| Bishop Ronald A. Hicks

Walking with the Risen Christ


During this Easter season, we boldly proclaim that indeed, Christ is risen! We celebrate that Jesus is truly alive and accompanies us. It is His passion, death and resurrection that welcome us into a new and eternal life.   

What is your favorite Scripture traditionally proclaimed during the Easter Season?  I have many because of the radical and transformative nature of these liturgical days. One of my favorites, however, is the road to Emmaus.

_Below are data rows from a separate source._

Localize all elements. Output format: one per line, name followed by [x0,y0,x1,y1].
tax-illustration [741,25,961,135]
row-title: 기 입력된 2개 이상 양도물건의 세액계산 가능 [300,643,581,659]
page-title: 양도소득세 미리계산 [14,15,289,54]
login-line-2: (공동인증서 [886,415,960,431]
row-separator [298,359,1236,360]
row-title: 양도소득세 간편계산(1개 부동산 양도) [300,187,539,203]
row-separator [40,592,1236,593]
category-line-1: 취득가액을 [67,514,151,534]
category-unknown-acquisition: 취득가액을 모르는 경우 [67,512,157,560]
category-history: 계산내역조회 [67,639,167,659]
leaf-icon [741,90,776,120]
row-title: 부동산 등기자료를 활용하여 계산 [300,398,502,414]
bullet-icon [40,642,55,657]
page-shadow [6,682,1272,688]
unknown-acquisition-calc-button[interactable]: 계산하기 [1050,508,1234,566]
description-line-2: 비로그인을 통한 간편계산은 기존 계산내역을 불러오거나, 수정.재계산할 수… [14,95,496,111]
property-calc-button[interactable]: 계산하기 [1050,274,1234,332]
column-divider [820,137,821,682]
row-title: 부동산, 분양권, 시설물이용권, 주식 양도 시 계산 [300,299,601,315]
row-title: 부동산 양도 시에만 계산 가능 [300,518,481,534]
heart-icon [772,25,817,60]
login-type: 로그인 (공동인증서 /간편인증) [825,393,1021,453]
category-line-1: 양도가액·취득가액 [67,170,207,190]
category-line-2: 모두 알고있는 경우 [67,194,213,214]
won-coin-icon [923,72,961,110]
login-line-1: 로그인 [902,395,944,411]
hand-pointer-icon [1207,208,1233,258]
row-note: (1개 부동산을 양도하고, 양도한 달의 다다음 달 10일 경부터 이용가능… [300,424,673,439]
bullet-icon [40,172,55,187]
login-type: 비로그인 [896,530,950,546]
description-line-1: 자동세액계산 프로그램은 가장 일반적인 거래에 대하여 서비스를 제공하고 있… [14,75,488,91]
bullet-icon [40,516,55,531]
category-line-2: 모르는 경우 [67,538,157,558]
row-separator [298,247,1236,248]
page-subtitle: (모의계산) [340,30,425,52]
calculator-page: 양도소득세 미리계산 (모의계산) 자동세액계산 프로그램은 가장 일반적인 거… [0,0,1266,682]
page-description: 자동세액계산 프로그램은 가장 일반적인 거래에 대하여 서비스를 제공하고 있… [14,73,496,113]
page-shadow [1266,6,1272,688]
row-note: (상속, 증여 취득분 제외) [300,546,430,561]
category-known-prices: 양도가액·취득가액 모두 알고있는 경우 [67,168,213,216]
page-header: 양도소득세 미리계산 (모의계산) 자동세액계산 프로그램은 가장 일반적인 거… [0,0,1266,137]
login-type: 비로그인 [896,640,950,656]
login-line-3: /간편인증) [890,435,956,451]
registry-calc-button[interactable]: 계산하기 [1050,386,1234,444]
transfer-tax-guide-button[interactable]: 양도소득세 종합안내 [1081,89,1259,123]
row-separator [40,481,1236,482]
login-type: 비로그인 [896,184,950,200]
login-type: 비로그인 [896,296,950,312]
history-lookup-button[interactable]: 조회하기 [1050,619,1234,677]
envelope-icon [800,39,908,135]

As Jesus’ disciples walked on the road to Emmaus, they discussed the Lord’s death and passion. They had hoped for a Messiah and were disappointed by His death. They did not understand the crucifixion or the resurrection and had literally decided to find a new path in life. It is important to note that, rather than walking toward Jerusalem, they had decided to walk far away from Jerusalem. In other words, they had decided to turn their backs on Jesus and take their lives in another direction.

At some point in our lives, many of us are confronted with the same dilemma as the disciples on the road to Emmaus: “Do I continue walking toward and with Jesus, or do I take another path, away from Jesus?” Or we might even say, “Do I stay and follow Jesus in the Church? Or do I quit and leave?”

In the more than 26 years of my priesthood, I am blessed to have spent five years on the faculty of Mundelein Seminary at the University of St. Mary of the Lake.  During my time there, I will never forget a seminarian who shared a powerful story with me.

After many years of discernment, he applied to Mundelein Seminary and was accepted to study for the priesthood for his diocese. On the drive to his move-in day, he was suddenly flooded with doubts. “What if I am making the wrong choice? What if I misunderstood and that really was not the voice of God I heard calling me to study for the priesthood? What if I am not smart enough to pass the theology courses? What if I am not happy?”

As those “what if” questions continued to plague him, he kept driving toward the seminary, trusting in the Lord.  

However, as he approached the entrance to the seminary on Route 176, he quickly veered the opposite way and turned into the entrance of Carmel High School across the street. Sitting in his car across the street from the seminary, he gazed at the imposing gates and asked himself, “Do I enter? Or do I just drive away?”

He said it felt like an eternity as he sat there, sweating and contemplating his future. Suddenly, he was jolted out of his trance by the sound of the seminary’s chapel bells, ringing in the distance. At that moment, he turned to the Lord in prayer and asked, “What do You want from me?” He admits that he did not hear an actual voice say to him, “Come, follow me.” Instead, he felt a deep peace which assured him that it was okay for him to enter the seminary and take the next step. With that, he drove onto the seminary grounds.  

He continued to discern and allowed the Holy Spirit to lead and guide him throughout his years of formation and studies. I am happy to report that he was ordained and continues to exude great joy in his priesthood. He is not only grateful for God’s call to the priesthood, but is also relieved that, accompanied by Jesus he made the turn into the seminary on that providential day.

On the Road to Emmaus, it was Jesus who was walking and talking with the disciples. However, they did not recognize Him until the breaking of the bread.   At that moment their eyes were opened, and they exclaimed, “Were not our hearts burning within us while He was talking to us on the road?” (Luke 24:32). Overwhelmed with the presence of Christ, they turned around and walked back to Jerusalem. Simply put, they returned to following Christ and eagerly sharing the Good News.

We all have our own questions of “What if?” accompanied by doubts and discouragements in our lives. Spiritually, if we are ever faced with a moment in which we are tempted to turn away from Jesus or His Church, let us be inspired by the road to Emmaus and walk with each other as we are nourished by the breaking of the bread, the Eucharist, And let us remember that we are never alone. We are never abandoned. Jesus accompanies us on the journey. He is our hope and our salvation. For indeed, Christ is risen!